Where the compounds according to this invention have at least one chiral center, they may accordingly exist as enantiomers. Where the compounds possess two or more chiral centers, they may additionally exist as diastereomers. It is to be understood that all such isomers and mixtures thereof are encompassed within the scope of the present invention. Furthermore, some of the crystalline forms for the compounds may exist as polymorphs and as such are intended to be included in the present invention. In addition, some of the compounds may form solvates with water (i.e., hydrates) or common organic solvents, and such solvates are also intended to be encompassed within the scope of this invention.

Where the processes for the preparation of the compounds according to the invention give rise to mixture of stereoisomers, these isomers may be separated by conventional techniques such as preparative chromatography. The compounds may be prepared in racemic form, or individual enantiomers may be prepared either by enantiospecific synthesis or by resolution. The compounds may, for example, be resolved into their component enantiomers by standard techniques, such as the formation of diastereomeric pairs by salt formation with an optically active acid, such as (-)-di-p-toluoyl-d-tartaric acid and/or (+)-di-p-toluoyl-l-tartaric acid followed by fractional crystallization and regeneration of the free base. The compounds may also be resolved by formation of diastereomeric esters or amides, followed by chromatographic separation and removal of the chiral auxiliary. Alternatively, the compounds may be resolved using a chiral HPLC column.

During any of the processes for preparation of the compounds of the present invention, it may be necessary and/or desirable to protect sensitive or

reactive groups on any of the molecules concerned. This may be achieved by means of conventional protecting groups, such as those described in Protective Groups in Organic Chemistry, ed. J.F.W. McOmie, Plenum Press, 1973; and T.W. Greene & P. G. M. Wuts, Protective Groups in Organic Synthesis, John Wiley & Sons, 1991. The protecting groups may be removed at a convenient subsequent stage using methods known from the art.

Even though the compounds of the present invention (including their pharmaceutically, acceptable salts and pharmaceutically acceptable solvates) can be administered alone, they will generally be administered in admixture with a pharmaceutical carrier, excipient or diluent selected with regard to the intended route of administration and standard pharmaceutical or veterinary practice. Thus, the present invention is directed to pharmaceutical and veterinary compositions comprising compounds of Formula (I) and one or more pharmaceutically acceptable carriers, excipients or diluents.

By way of example, in the pharmaceutical and veterinary compositions of the present invention, the compounds of the present invention may be admixed with any suitable binder(s), lubricant(s), suspending agent(s), coating agent(s), and/or solubilising agent(s).

Tablets or capsules of the compounds may be administered singly or two or more at a time, as appropriate. It is also possible to administer the compounds in sustained release formulations.
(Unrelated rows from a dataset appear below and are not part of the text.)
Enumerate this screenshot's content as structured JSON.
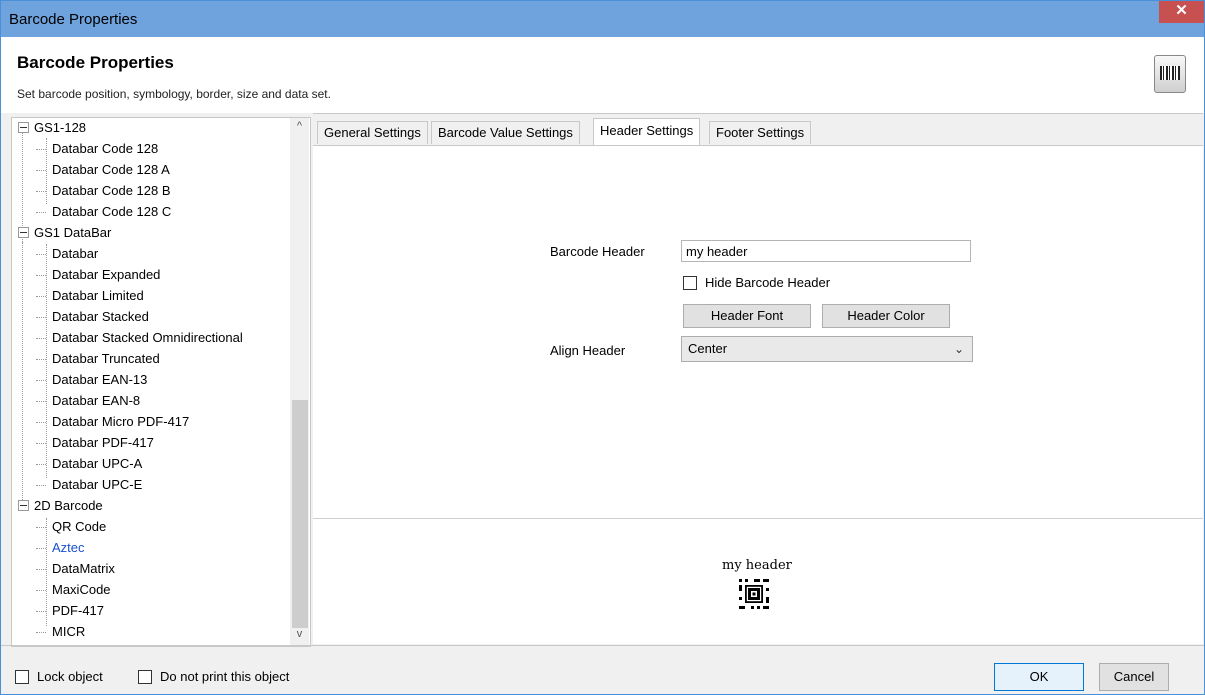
{
  "window": {
    "title": "Barcode Properties",
    "close_glyph": "✕"
  },
  "header": {
    "title": "Barcode Properties",
    "description": "Set barcode position, symbology, border, size and data set.",
    "icon": "barcode-scanner-icon"
  },
  "tree": {
    "groups": [
      {
        "label": "GS1-128",
        "children": [
          "Databar Code 128",
          "Databar Code 128 A",
          "Databar Code 128 B",
          "Databar Code 128 C"
        ]
      },
      {
        "label": "GS1 DataBar",
        "children": [
          "Databar",
          "Databar Expanded",
          "Databar Limited",
          "Databar Stacked",
          "Databar Stacked Omnidirectional",
          "Databar Truncated",
          "Databar EAN-13",
          "Databar EAN-8",
          "Databar Micro PDF-417",
          "Databar PDF-417",
          "Databar UPC-A",
          "Databar UPC-E"
        ]
      },
      {
        "label": "2D Barcode",
        "children": [
          "QR Code",
          "Aztec",
          "DataMatrix",
          "MaxiCode",
          "PDF-417",
          "MICR"
        ]
      }
    ],
    "selected": "Aztec",
    "selected_color": "#1a4fcf",
    "scroll_up": "^",
    "scroll_down": "v"
  },
  "tabs": [
    {
      "label": "General Settings",
      "active": false
    },
    {
      "label": "Barcode Value Settings",
      "active": false
    },
    {
      "label": "Header Settings",
      "active": true
    },
    {
      "label": "Footer Settings",
      "active": false
    }
  ],
  "header_settings": {
    "barcode_header_label": "Barcode Header",
    "barcode_header_value": "my header",
    "hide_header_label": "Hide Barcode Header",
    "hide_header_checked": false,
    "header_font_button": "Header Font",
    "header_color_button": "Header Color",
    "align_header_label": "Align Header",
    "align_header_value": "Center"
  },
  "preview": {
    "header_text": "my header"
  },
  "footer": {
    "lock_object_label": "Lock object",
    "lock_object_checked": false,
    "do_not_print_label": "Do not print this object",
    "do_not_print_checked": false,
    "ok_label": "OK",
    "cancel_label": "Cancel"
  }
}
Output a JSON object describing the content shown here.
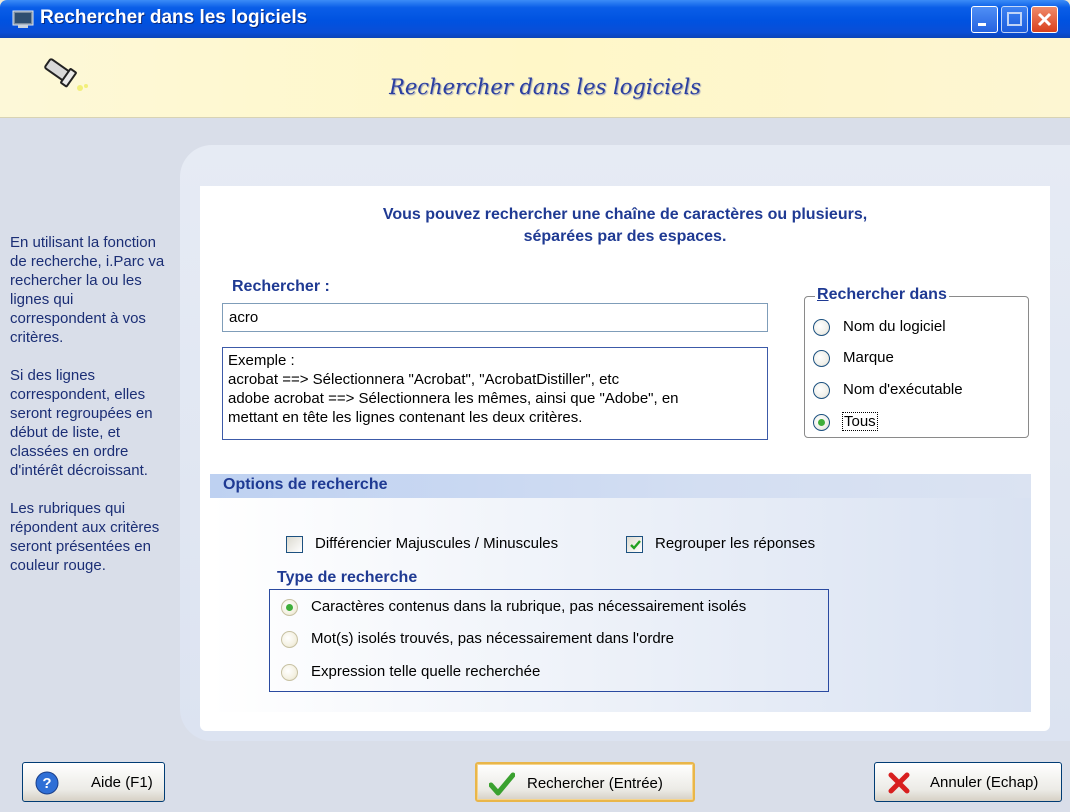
{
  "window": {
    "title": "Rechercher dans les logiciels"
  },
  "banner": {
    "title": "Rechercher dans les logiciels"
  },
  "sidebar": {
    "paragraphs": [
      "En utilisant la fonction de recherche, i.Parc va rechercher la ou les lignes qui correspondent à vos critères.",
      "Si des lignes correspondent, elles seront regroupées en début de liste, et classées en ordre d'intérêt décroissant.",
      "Les rubriques qui répondent aux critères seront présentées en couleur rouge."
    ]
  },
  "main": {
    "intro_line1": "Vous pouvez rechercher une chaîne de caractères ou plusieurs,",
    "intro_line2": "séparées par des espaces.",
    "search_label": "Rechercher :",
    "search_value": "acro",
    "example_lines": [
      "Exemple :",
      "acrobat ==> Sélectionnera \"Acrobat\", \"AcrobatDistiller\", etc",
      "adobe acrobat ==> Sélectionnera les mêmes, ainsi que \"Adobe\", en",
      "mettant en tête les lignes contenant les deux critères."
    ]
  },
  "search_in": {
    "legend_first": "R",
    "legend_rest": "echercher dans",
    "options": [
      {
        "label": "Nom du logiciel",
        "checked": false
      },
      {
        "label": "Marque",
        "checked": false
      },
      {
        "label": "Nom d'exécutable",
        "checked": false
      },
      {
        "label": "Tous",
        "checked": true
      }
    ]
  },
  "options": {
    "header": "Options de recherche",
    "case_sensitive_label": "Différencier Majuscules / Minuscules",
    "case_sensitive_checked": false,
    "group_answers_label": "Regrouper les réponses",
    "group_answers_checked": true,
    "type_legend": "Type de recherche",
    "types": [
      {
        "label": "Caractères contenus dans la rubrique, pas nécessairement isolés",
        "checked": true
      },
      {
        "label": "Mot(s) isolés trouvés, pas nécessairement dans l'ordre",
        "checked": false
      },
      {
        "label": "Expression telle quelle recherchée",
        "checked": false
      }
    ]
  },
  "buttons": {
    "help": "Aide (F1)",
    "search": "Rechercher (Entrée)",
    "cancel": "Annuler (Echap)"
  },
  "colors": {
    "titlebar": "#0052e0",
    "accent_text": "#1f3a93",
    "sidebar_text": "#1b2e75",
    "banner_bg": "#fff7c8"
  }
}
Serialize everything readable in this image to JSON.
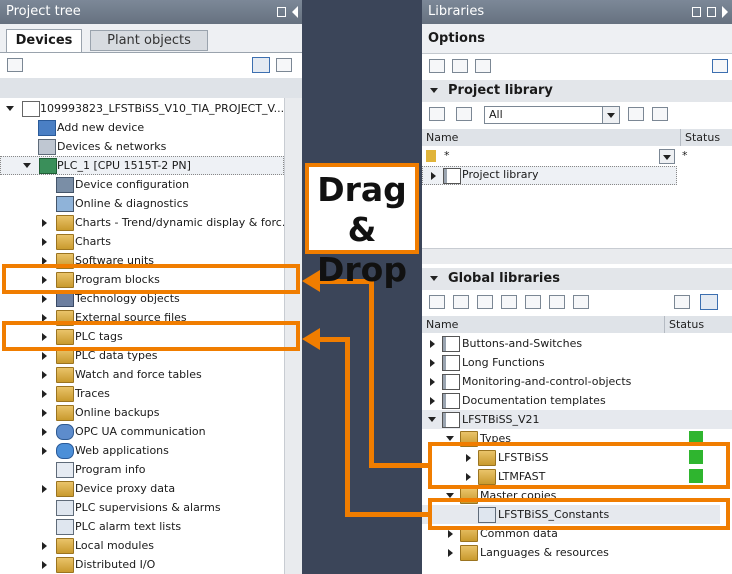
{
  "project_tree": {
    "title": "Project tree",
    "tabs": [
      {
        "label": "Devices"
      },
      {
        "label": "Plant objects"
      }
    ],
    "root": "109993823_LFSTBiSS_V10_TIA_PROJECT_V...",
    "items": [
      {
        "label": "Add new device"
      },
      {
        "label": "Devices & networks"
      },
      {
        "label": "PLC_1 [CPU 1515T-2 PN]"
      },
      {
        "label": "Device configuration"
      },
      {
        "label": "Online & diagnostics"
      },
      {
        "label": "Charts - Trend/dynamic display & forc..."
      },
      {
        "label": "Charts"
      },
      {
        "label": "Software units"
      },
      {
        "label": "Program blocks"
      },
      {
        "label": "Technology objects"
      },
      {
        "label": "External source files"
      },
      {
        "label": "PLC tags"
      },
      {
        "label": "PLC data types"
      },
      {
        "label": "Watch and force tables"
      },
      {
        "label": "Traces"
      },
      {
        "label": "Online backups"
      },
      {
        "label": "OPC UA communication"
      },
      {
        "label": "Web applications"
      },
      {
        "label": "Program info"
      },
      {
        "label": "Device proxy data"
      },
      {
        "label": "PLC supervisions & alarms"
      },
      {
        "label": "PLC alarm text lists"
      },
      {
        "label": "Local modules"
      },
      {
        "label": "Distributed I/O"
      }
    ]
  },
  "libraries": {
    "title": "Libraries",
    "options_label": "Options",
    "project_library": {
      "title": "Project library",
      "filter_value": "All",
      "col_name": "Name",
      "col_status": "Status",
      "filter_name": "*",
      "filter_status": "*",
      "items": [
        {
          "label": "Project library"
        }
      ]
    },
    "global_libraries": {
      "title": "Global libraries",
      "col_name": "Name",
      "col_status": "Status",
      "items": [
        {
          "label": "Buttons-and-Switches"
        },
        {
          "label": "Long Functions"
        },
        {
          "label": "Monitoring-and-control-objects"
        },
        {
          "label": "Documentation templates"
        },
        {
          "label": "LFSTBiSS_V21"
        },
        {
          "label": "Types"
        },
        {
          "label": "LFSTBiSS"
        },
        {
          "label": "LTMFAST"
        },
        {
          "label": "Master copies"
        },
        {
          "label": "LFSTBiSS_Constants"
        },
        {
          "label": "Common data"
        },
        {
          "label": "Languages & resources"
        }
      ]
    }
  },
  "callout": {
    "line1": "Drag &",
    "line2": "Drop"
  },
  "colors": {
    "accent": "#f07d00",
    "status_ok": "#2fb52f",
    "titlebar": "#6e7a89",
    "gap": "#3b4559"
  }
}
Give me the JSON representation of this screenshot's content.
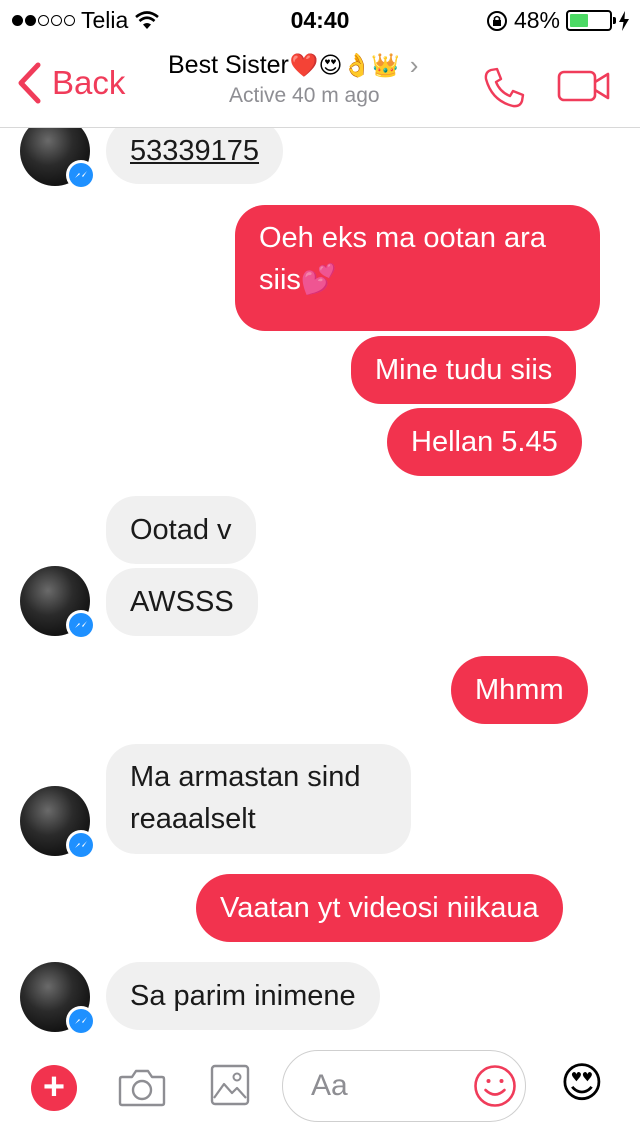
{
  "status_bar": {
    "carrier": "Telia",
    "time": "04:40",
    "battery_percent_label": "48%",
    "battery_level": 0.48
  },
  "header": {
    "back_label": "Back",
    "contact_name": "Best Sister",
    "name_emojis": "❤️😍👌👑",
    "chevron": "›",
    "active_status": "Active 40 m ago"
  },
  "messages": [
    {
      "side": "received",
      "text": "53339175",
      "underlined": true
    },
    {
      "side": "sent",
      "text": "Oeh eks ma ootan ara siis💕"
    },
    {
      "side": "sent",
      "text": "Mine tudu siis"
    },
    {
      "side": "sent",
      "text": "Hellan 5.45"
    },
    {
      "side": "received",
      "text": "Ootad v"
    },
    {
      "side": "received",
      "text": "AWSSS"
    },
    {
      "side": "sent",
      "text": "Mhmm"
    },
    {
      "side": "received",
      "text": "Ma armastan sind reaaalselt"
    },
    {
      "side": "sent",
      "text": "Vaatan yt videosi niikaua"
    },
    {
      "side": "received",
      "text": "Sa parim inimene"
    }
  ],
  "composer": {
    "plus_label": "+",
    "placeholder": "Aa",
    "emoji": "😍"
  },
  "colors": {
    "accent": "#f03c5a",
    "sent_bubble": "#f2334e",
    "received_bubble": "#f0f0f0",
    "messenger_badge": "#1e90ff",
    "battery_fill": "#4cd964"
  }
}
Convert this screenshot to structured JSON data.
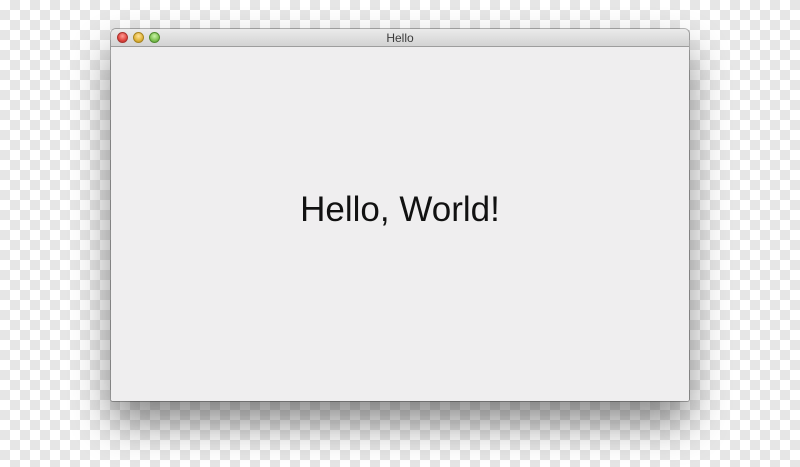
{
  "window": {
    "title": "Hello",
    "controls": {
      "close_icon": "close-traffic-light",
      "minimize_icon": "minimize-traffic-light",
      "zoom_icon": "zoom-traffic-light"
    }
  },
  "content": {
    "message": "Hello, World!"
  },
  "colors": {
    "close": "#e0443e",
    "minimize": "#e0b43a",
    "zoom": "#7ec251",
    "content_background": "#efeeef"
  }
}
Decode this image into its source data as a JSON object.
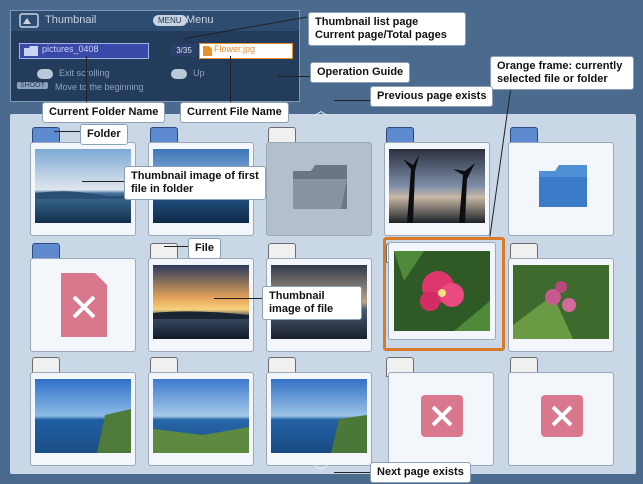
{
  "header": {
    "title": "Thumbnail",
    "menu_key": "MENU",
    "menu_label": "Menu",
    "folder_name": "pictures_0408",
    "page": "3/35",
    "file_name": "Flower.jpg",
    "guide_line1_a": "Exit scrolling",
    "guide_line1_b": "Up",
    "guide_line2": "Move to the beginning",
    "guide_key": "SHOOT"
  },
  "callouts": {
    "thumbnail_list": "Thumbnail list page",
    "current_total": "Current page/Total pages",
    "orange_frame": "Orange frame: currently selected file or folder",
    "operation_guide": "Operation Guide",
    "previous_page": "Previous page exists",
    "current_folder": "Current Folder Name",
    "current_file": "Current File Name",
    "folder": "Folder",
    "thumb_first": "Thumbnail image of first file in folder",
    "file": "File",
    "thumb_file": "Thumbnail image of file",
    "next_page": "Next page exists"
  }
}
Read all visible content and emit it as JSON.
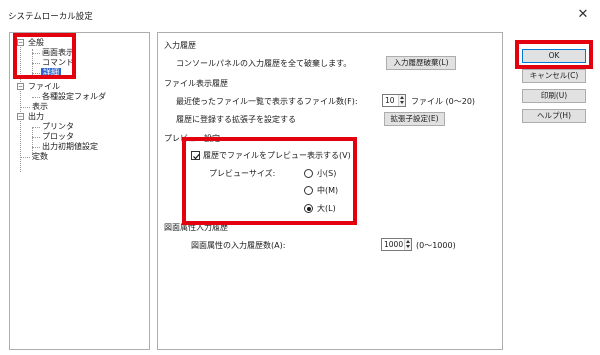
{
  "window": {
    "title": "システムローカル設定",
    "close_glyph": "✕"
  },
  "tree": {
    "items": [
      {
        "label": "全般"
      },
      {
        "label": "画面表示"
      },
      {
        "label": "コマンド"
      },
      {
        "label": "詳細",
        "selected": true
      },
      {
        "label": "ファイル"
      },
      {
        "label": "各種設定フォルダ"
      },
      {
        "label": "表示"
      },
      {
        "label": "出力"
      },
      {
        "label": "プリンタ"
      },
      {
        "label": "プロッタ"
      },
      {
        "label": "出力初期値設定"
      },
      {
        "label": "定数"
      }
    ],
    "expand_glyph": "−"
  },
  "input_history": {
    "heading": "入力履歴",
    "description": "コンソールパネルの入力履歴を全て破棄します。",
    "discard_button": "入力履歴破棄(L)"
  },
  "file_history": {
    "heading": "ファイル表示履歴",
    "recent_label": "最近使ったファイル一覧で表示するファイル数(F):",
    "recent_value": "10",
    "recent_unit": "ファイル (0〜20)",
    "ext_label": "履歴に登録する拡張子を設定する",
    "ext_button": "拡張子設定(E)"
  },
  "preview": {
    "heading": "プレビュー設定",
    "checkbox_label": "履歴でファイルをプレビュー表示する(V)",
    "checkbox_checked": true,
    "size_label": "プレビューサイズ:",
    "sizes": [
      {
        "label": "小(S)",
        "checked": false
      },
      {
        "label": "中(M)",
        "checked": false
      },
      {
        "label": "大(L)",
        "checked": true
      }
    ]
  },
  "attr_history": {
    "heading": "図面属性入力履歴",
    "count_label": "図面属性の入力履歴数(A):",
    "count_value": "1000",
    "count_range": "(0〜1000)"
  },
  "buttons": {
    "ok": "OK",
    "cancel": "キャンセル(C)",
    "print": "印刷(U)",
    "help": "ヘルプ(H)"
  },
  "colors": {
    "highlight": "#e3000f",
    "selection": "#2f64c8",
    "default_button_border": "#0078d7"
  }
}
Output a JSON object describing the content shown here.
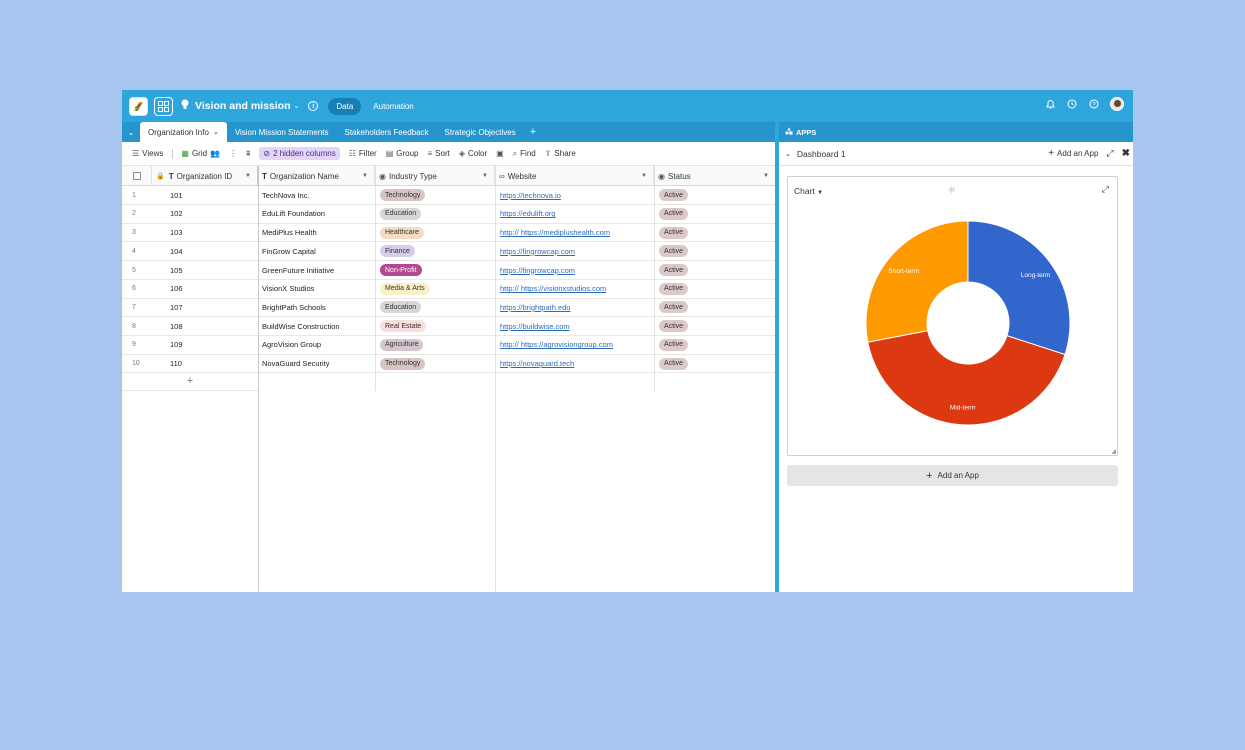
{
  "header": {
    "base_title": "Vision and mission",
    "data_label": "Data",
    "automation_label": "Automation"
  },
  "tabs": [
    {
      "label": "Organization Info",
      "active": true
    },
    {
      "label": "Vision Mission Statements"
    },
    {
      "label": "Stakeholders Feedback"
    },
    {
      "label": "Strategic Objectives"
    }
  ],
  "toolbar": {
    "views": "Views",
    "grid": "Grid",
    "hidden_columns": "2 hidden columns",
    "filter": "Filter",
    "group": "Group",
    "sort": "Sort",
    "color": "Color",
    "find": "Find",
    "share": "Share"
  },
  "columns": {
    "org_id": "Organization ID",
    "org_name": "Organization Name",
    "industry": "Industry Type",
    "website": "Website",
    "status": "Status"
  },
  "rows": [
    {
      "n": "1",
      "id": "101",
      "name": "TechNova Inc.",
      "industry": "Technology",
      "website": "https://technova.io",
      "status": "Active"
    },
    {
      "n": "2",
      "id": "102",
      "name": "EduLift Foundation",
      "industry": "Education",
      "website": "https://edulift.org",
      "status": "Active"
    },
    {
      "n": "3",
      "id": "103",
      "name": "MediPlus Health",
      "industry": "Healthcare",
      "website": "http:// https://mediplushealth.com",
      "status": "Active"
    },
    {
      "n": "4",
      "id": "104",
      "name": "FinGrow Capital",
      "industry": "Finance",
      "website": "https://fingrowcap.com",
      "status": "Active"
    },
    {
      "n": "5",
      "id": "105",
      "name": "GreenFuture Initiative",
      "industry": "Non-Profit",
      "website": "https://fingrowcap.com",
      "status": "Active"
    },
    {
      "n": "6",
      "id": "106",
      "name": "VisionX Studios",
      "industry": "Media & Arts",
      "website": "http:// https://visionxstudios.com",
      "status": "Active"
    },
    {
      "n": "7",
      "id": "107",
      "name": "BrightPath Schools",
      "industry": "Education",
      "website": "https://brightpath.edu",
      "status": "Active"
    },
    {
      "n": "8",
      "id": "108",
      "name": "BuildWise Construction",
      "industry": "Real Estate",
      "website": "https://buildwise.com",
      "status": "Active"
    },
    {
      "n": "9",
      "id": "109",
      "name": "AgroVision Group",
      "industry": "Agriculture",
      "website": "http:// https://agrovisiongroup.com",
      "status": "Active"
    },
    {
      "n": "10",
      "id": "110",
      "name": "NovaGuard Security",
      "industry": "Technology",
      "website": "https://novaguard.tech",
      "status": "Active"
    }
  ],
  "industry_colors": {
    "Technology": "#d9c4c4",
    "Education": "#d6d6d6",
    "Healthcare": "#f3dcc4",
    "Finance": "#d8ccec",
    "Non-Profit": "#b3498f",
    "Media & Arts": "#fbf1c8",
    "Real Estate": "#f9dede",
    "Agriculture": "#d7c6cf"
  },
  "status_color": "#dcc8c8",
  "apps": {
    "header": "APPS",
    "dashboard": "Dashboard 1",
    "add_app": "Add an App",
    "chart_selector": "Chart",
    "add_app_button": "Add an App"
  },
  "chart_data": {
    "type": "pie",
    "donut": true,
    "categories": [
      "Long-term",
      "Mid-term",
      "Short-term"
    ],
    "values": [
      30,
      42,
      28
    ],
    "colors": [
      "#3366cc",
      "#dc3912",
      "#ff9900"
    ]
  }
}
Alternatively, the compounds of the general Formula (I) can be administered by inhalation or in the form of a suppository or pessary, or they may be applied topically in the form of a lotion, solution, cream, ointment or dusting powder. An alternative means of transdermal administration is by use of a skin patch. For example, they can be incorporated into a cream consisting of an aqueous emulsion of polyethylene glycols or liquid paraffin. They can also be incorporated, at a concentration of between 1 and 10% by weight, into an

ointment consisting of a white wax or white soft paraffin base together with such stabilizers and preservatives as may be required.

For some applications, preferably the compositions are administered orally in the form of tablets containing excipients such as starch or lactose, or in capsules or ovules either alone or in admixture with excipients, or in the form of elixirs, solutions or suspensions containing flavoring or coloring agents.

The compositions (as well as the compounds alone) can also be injected parenterally, for example intracavemosally, intravenously, intramuscularly or subcutaneously. In this case, the compositions will comprise a suitable carrier or diluent.

For parenteral administration, the compositions are best used in the form of a sterile aqueous solution which may contain other substances, for example enough salts or monosaccharides to make the solution isotonic with blood.

For buccal or sublingual administration the compositions may be administered in the form of tablets or lozenges which can be formulated in a conventional manner.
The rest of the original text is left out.